- Relator(a)
- Ministra Laurita Vaz
- Órgão julgador
- Quinta Turma
- Data do julgamento
- 16/03/2010
- Data de publicação
- 12/04/2010
STJ – Acórdão, Rel. Ministra Laurita Vaz, Quinta Turma, j. 16/03/2010, p. 12/04/2010
HABEAS CORPUS. EXECUÇÃO PENAL. ESTUPRO, HOMICÍDIO E ROUBOS CIRCUNSTANCIADOS. LIVRAMENTO CONDICIONAL. CONCESSÃO DO BENEFÍCIO PELO JUÍZO DAS EXECUÇÕES. CASSAÇÃO PELO TRIBUNAL DE ORIGEM. REQUISITO SUBJETIVO. FALTA GRAVE COMETIDA HÁ QUASE SETE ANOS. FUNDAMENTAÇÃO INIDÔNEA. PRECEDENTES. 1. Consoante a jurisprudência do Superior Tribunal de Justiça, o cometimento de falta grave, embora interrompa o prazo para obtenção do benefício da progressão de regime, não o faz para fins de concessão do livramento condicional, por constituir requisito objetivo não contemplado no art. 83 do Código Penal. 2. A Lei n.º 10.792/2003, ao dar nova redação ao art. 112 da Lei de Execução Penal, afastou a exigência do parecer da Comissão Técnica de Classificação e da submissão do condenado a exame criminológico, para o deferimento de benefícios como a progressão de regime e o livramento condicional.
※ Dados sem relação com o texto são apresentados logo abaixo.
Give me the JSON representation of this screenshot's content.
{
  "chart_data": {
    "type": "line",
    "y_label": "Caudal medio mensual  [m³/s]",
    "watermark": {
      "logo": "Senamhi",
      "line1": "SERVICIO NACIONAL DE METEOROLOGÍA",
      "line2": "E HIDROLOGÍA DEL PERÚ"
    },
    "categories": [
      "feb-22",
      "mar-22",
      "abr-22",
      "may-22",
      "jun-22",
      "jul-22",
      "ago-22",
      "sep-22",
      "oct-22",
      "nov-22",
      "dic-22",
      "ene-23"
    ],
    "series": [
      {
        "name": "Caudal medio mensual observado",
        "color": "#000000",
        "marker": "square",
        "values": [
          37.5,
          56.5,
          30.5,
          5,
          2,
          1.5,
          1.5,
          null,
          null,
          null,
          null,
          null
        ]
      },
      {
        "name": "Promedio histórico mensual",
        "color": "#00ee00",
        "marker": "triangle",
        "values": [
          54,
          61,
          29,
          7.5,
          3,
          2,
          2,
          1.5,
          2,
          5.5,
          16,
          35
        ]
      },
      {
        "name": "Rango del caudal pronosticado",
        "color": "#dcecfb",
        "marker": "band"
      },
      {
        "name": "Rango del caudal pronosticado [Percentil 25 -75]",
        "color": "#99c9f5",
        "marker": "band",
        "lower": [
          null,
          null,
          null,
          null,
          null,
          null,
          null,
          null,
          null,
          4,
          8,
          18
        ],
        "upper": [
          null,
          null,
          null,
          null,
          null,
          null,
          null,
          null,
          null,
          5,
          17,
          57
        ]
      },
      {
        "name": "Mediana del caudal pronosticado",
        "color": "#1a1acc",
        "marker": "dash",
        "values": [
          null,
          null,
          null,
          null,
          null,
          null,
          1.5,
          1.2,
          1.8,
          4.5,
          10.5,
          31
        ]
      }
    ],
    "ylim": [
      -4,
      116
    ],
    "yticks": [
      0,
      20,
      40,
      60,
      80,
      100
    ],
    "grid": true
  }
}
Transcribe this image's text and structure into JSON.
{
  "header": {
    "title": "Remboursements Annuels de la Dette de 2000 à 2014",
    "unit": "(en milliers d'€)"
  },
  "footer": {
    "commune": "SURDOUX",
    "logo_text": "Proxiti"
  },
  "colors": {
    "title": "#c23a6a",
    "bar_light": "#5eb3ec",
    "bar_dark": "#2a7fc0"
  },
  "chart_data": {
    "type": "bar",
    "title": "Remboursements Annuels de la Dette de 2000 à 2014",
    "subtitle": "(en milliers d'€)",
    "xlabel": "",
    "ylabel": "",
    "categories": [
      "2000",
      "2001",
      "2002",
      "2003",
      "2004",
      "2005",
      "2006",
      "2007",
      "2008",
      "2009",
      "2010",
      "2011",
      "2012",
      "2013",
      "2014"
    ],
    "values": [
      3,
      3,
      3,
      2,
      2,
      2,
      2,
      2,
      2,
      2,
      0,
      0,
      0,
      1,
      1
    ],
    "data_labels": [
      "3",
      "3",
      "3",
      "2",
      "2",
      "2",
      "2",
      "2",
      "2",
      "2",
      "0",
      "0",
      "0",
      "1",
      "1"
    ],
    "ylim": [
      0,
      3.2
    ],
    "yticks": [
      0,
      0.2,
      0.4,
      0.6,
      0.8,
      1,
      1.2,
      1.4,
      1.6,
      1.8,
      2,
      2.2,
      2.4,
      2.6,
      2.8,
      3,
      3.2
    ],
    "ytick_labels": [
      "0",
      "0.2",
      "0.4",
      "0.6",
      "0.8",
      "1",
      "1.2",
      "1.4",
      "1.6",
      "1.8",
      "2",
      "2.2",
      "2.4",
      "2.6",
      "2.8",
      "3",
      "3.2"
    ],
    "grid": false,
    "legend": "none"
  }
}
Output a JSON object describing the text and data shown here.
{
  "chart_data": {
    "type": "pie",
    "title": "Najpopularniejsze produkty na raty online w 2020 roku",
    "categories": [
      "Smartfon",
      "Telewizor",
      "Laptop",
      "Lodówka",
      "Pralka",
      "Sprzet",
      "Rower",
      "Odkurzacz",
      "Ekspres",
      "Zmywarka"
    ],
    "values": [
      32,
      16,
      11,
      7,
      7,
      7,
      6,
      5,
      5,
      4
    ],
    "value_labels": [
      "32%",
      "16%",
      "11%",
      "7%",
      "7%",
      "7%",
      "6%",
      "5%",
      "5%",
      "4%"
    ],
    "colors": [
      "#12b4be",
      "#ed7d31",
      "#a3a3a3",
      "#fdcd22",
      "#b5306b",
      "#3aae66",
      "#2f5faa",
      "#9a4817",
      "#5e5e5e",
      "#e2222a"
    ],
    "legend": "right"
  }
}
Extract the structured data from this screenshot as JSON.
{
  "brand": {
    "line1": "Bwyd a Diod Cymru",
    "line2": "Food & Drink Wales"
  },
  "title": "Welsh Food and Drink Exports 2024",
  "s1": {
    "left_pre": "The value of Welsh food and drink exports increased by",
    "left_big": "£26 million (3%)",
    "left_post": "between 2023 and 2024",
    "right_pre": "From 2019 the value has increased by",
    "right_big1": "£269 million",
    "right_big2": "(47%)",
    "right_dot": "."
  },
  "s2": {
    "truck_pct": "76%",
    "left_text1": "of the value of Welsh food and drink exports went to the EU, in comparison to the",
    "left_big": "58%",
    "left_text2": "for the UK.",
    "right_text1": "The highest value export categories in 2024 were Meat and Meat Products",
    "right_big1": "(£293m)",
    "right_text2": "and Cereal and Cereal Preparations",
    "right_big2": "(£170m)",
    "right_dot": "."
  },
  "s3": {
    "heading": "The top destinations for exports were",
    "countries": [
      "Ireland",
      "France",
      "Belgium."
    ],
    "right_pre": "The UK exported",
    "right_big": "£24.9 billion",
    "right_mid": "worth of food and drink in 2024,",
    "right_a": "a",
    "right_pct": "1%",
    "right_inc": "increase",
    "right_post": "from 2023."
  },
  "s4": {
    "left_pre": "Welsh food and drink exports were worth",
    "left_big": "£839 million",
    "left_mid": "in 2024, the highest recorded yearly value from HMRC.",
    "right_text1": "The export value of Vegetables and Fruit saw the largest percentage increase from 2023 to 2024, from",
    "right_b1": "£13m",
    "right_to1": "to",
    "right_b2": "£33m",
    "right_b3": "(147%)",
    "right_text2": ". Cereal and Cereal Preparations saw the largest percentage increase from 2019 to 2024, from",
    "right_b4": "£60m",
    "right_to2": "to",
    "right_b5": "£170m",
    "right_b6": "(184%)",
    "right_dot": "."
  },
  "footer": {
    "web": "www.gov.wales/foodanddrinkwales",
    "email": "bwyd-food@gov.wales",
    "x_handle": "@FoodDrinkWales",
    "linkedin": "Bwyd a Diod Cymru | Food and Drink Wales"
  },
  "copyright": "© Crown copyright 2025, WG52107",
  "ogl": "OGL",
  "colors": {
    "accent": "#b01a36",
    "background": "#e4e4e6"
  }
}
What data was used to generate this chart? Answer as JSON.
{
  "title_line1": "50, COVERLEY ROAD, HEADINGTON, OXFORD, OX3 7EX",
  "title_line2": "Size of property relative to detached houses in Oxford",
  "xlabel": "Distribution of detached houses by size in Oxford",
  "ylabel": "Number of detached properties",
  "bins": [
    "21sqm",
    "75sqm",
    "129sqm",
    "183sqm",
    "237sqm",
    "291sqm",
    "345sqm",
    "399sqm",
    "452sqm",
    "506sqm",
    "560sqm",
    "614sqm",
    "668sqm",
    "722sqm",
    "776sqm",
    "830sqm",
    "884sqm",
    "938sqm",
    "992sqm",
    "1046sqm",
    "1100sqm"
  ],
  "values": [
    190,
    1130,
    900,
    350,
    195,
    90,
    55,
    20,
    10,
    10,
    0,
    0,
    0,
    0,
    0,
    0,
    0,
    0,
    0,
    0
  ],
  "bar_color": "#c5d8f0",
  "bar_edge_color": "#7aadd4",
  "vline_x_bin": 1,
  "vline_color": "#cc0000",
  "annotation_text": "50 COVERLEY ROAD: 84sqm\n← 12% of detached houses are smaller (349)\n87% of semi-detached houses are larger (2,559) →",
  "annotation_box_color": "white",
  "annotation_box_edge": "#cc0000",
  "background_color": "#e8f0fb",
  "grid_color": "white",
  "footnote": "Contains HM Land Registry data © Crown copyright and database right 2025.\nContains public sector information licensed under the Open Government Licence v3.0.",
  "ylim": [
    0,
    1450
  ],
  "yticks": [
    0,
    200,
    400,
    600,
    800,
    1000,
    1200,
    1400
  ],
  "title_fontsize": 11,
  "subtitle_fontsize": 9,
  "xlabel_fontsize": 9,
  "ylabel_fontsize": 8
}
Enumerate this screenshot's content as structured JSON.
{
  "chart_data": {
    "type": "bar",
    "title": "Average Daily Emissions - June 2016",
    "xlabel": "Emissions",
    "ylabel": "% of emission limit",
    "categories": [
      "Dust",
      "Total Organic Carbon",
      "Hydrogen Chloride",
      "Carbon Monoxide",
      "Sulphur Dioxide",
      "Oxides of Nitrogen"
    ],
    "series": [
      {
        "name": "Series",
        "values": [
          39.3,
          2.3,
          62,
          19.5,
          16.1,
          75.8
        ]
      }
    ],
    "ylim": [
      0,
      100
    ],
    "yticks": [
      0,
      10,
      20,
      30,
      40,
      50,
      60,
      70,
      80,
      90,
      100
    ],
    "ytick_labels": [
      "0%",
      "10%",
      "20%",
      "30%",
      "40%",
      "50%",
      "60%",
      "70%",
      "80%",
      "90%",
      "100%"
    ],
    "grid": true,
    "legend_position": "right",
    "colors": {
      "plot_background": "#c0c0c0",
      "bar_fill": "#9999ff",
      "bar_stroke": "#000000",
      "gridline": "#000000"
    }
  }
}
Contudo, cabe ao magistrado verificar o atendimento dos requisitos subjetivos à luz do caso concreto, podendo, por isso, determinar a realização de exame criminológico, se entender necessário, e negar o benefício, desde que o faça fundamentadamente, quando as peculiaridades da causa assim o recomendarem, atendendo-se, assim, ao princípio da individualização da pena, prevista no art. 5.º, inciso XLVI, da Constituição Federal. 3. Na hipótese, o Tribunal de origem, cassando a decisão concessiva do livramento condicional proferida pelo Juízo das Execuções, entendeu não satisfeito o requisito subjetivo, em razão de ter o Paciente cometido falta grave há quase sete anos, o que não constitui fundamento hábil a justificar a exigência do exame criminológico. 4. Conforme já consignou este Superior Tribunal de Justiça, "O mérito do apenado não deve ser aferido tão-somente com base em elementos pretéritos, mas, também, pela consideração de fatores contemporâneos constantes do processo de execução, sob pena de se transformar em requisito de ordem objetiva aquele que seria subjetivo, em total dissonância ao propósito principal do sistema, que é a ressocialização do condenado." (HC 41.606/SP, 5.ª Turma, Rel. Min. GILSON DIPP, DJ de 01/08/2005.) 5. Ordem concedida para, cassando o acórdão impugnado, restabelecer a decisão do Juízo das Execuções, concessiva do benefício do livramento condicional. (HC n. 151.724/SP, relatora Ministra Laurita Vaz, Quinta Turma, julgado em 16/3/2010, DJe de 12/4/2010.)